Le témoignage incarné est une question de caractère. Le témoignage incarné permet à notre caractère de rattraper nos compétences. Lorsque j’ai rejoint l’équipe de P2C, je rêvais de chiffres élevés et de succès. Je crois au mensonge selon lequel plus grand est toujours mieux et je suis naturellement impatiente avec le travail lent du ministère, valorisant l’étendue plutôt que la profondeur, l’influence plutôt que le caractère, les solutions à court terme plutôt que le changement adaptatif. Je mène souvent ma vie de manière désincarnée, en repoussant les limites de temps et d’espace données par Dieu, et je ne pense pas être la seule à avoir ces tendances. Il est facile de lire nos présupposés occidentaux modernes dans la Bible, mais l’avancée de l’Évangile n’est pas mécaniste, elle ne peut pas être contrôlée, et il semble souvent que nous soyons perdants. Pourtant, nous savons mieux: c’est fini, le Christ a gagné et il nous invite tous à le rejoindre dans son œuvre, tous dans la foi. Comment peux-tu te rappeler qu’en Christ, ton action découle de ton être avec lui? De quoi dois-tu te repentir? Quelles craintes dois-tu donner à Jésus?

Le témoignage incarné est une question de fidélité. Le monde occidental a une longue histoire de séparation des réalités physiques et spirituelles, subordonnant l’une à l’autre. Le témoignage désincarné conduit à une vision déformée de Dieu et ne reflète pas l’intégralité du récit évangélique. Il y a deux mandats donnés par Dieu à l’humanité dans la Bible : nous avons un mandat culturel – allez et multipliez – et nous avons aussi un mandat de formation de disciples – allez et faites des disciples. Le premier concerne l’imago Dei et l’épanouissement humain, le second concerne le sola gratia et la réconciliation divine. Jésus a fait les deux: il a guéri et prêché. Il ne s’est pas limité à la prédication et n’a pas laissé la guérison prendre le dessus. En faisant les deux, il a préfiguré la croix. En témoignant de la croix dans l’attente du retour de notre Roi, nous remplissons également les deux mandats dans notre ministère.
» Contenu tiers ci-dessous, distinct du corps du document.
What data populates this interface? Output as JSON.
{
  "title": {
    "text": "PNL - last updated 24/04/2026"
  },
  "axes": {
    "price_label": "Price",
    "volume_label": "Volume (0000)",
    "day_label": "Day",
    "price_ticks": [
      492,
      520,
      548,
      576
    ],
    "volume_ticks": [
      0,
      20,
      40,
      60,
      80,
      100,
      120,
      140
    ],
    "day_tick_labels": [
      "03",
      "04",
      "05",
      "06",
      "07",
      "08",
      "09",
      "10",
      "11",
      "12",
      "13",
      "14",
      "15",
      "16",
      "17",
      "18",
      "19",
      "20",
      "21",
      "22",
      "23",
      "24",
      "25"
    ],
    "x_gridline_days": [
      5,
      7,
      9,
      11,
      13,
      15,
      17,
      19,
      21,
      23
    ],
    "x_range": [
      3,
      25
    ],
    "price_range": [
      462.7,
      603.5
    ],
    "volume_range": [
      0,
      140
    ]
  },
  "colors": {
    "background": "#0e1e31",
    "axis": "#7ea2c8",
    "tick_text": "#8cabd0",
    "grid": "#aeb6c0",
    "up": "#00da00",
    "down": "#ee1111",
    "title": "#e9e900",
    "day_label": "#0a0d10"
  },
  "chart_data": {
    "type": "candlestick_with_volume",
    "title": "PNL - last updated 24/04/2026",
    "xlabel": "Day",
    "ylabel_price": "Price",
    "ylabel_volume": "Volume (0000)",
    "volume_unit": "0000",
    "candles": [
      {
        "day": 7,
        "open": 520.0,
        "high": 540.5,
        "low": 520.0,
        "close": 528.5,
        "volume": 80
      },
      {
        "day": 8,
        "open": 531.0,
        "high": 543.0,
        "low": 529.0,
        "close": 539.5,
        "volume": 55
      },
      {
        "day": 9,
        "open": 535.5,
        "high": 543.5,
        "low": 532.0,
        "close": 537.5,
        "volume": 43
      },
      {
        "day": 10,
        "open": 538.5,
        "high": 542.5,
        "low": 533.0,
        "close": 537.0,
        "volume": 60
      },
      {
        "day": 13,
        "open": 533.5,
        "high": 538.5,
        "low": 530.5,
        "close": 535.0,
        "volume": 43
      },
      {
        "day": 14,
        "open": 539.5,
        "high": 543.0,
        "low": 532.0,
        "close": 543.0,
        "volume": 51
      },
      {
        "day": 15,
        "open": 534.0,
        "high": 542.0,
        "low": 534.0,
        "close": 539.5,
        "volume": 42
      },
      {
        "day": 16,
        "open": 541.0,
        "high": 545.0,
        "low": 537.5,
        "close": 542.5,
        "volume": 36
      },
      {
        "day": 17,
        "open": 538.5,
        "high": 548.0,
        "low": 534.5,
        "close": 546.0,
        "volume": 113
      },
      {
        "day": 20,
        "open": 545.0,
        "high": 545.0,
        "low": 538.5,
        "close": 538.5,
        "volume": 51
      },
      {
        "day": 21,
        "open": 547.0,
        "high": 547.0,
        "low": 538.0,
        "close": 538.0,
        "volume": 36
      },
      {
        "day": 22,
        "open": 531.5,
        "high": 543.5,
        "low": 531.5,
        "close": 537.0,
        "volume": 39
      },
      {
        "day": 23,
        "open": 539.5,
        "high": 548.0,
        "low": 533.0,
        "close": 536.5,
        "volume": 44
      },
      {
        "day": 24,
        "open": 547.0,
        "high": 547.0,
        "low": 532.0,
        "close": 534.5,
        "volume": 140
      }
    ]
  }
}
Comment peux-tu t’engager à la fois dans le mandat culturel et dans le mandat de formation de disciples? Que dit ton approche des missions sur ce que tu crois vraiment sur Dieu? De quelle manière peux-tu corriger ou modifier ton approche?

Barbara Hughes a dit un jour : « Il y a des gens tout autour de nous qui ont besoin que l’évangile leur soit démontré par des bonnes actions qui sont faites à partir de cœurs changés par cet évangile. » En tant que disciples du Christ, nous incarnons l’évangile avec les autres. Nous nous rappelons que notre « être avec le monde » sera une indication de notre « être avec Dieu ». Puissions-nous démontrer l’évangile de manière incarnée afin d’aider les québécois à faire leur prochain pas vers Jésus.


¹Gustafson, David. Gospel Witness: Evangelism in Word and Deed. Eerdmans.

²Andrew F. Walls, “The Translation Principle in Christian History,” in Bible Translation and the Spread of the Church: The Last 200 Years, ed. Philip C. Stine (Leiden: Brill, 1990).

³Gustafson, David. Gospel Witness: Evangelism in Word and Deed. Eerdmans.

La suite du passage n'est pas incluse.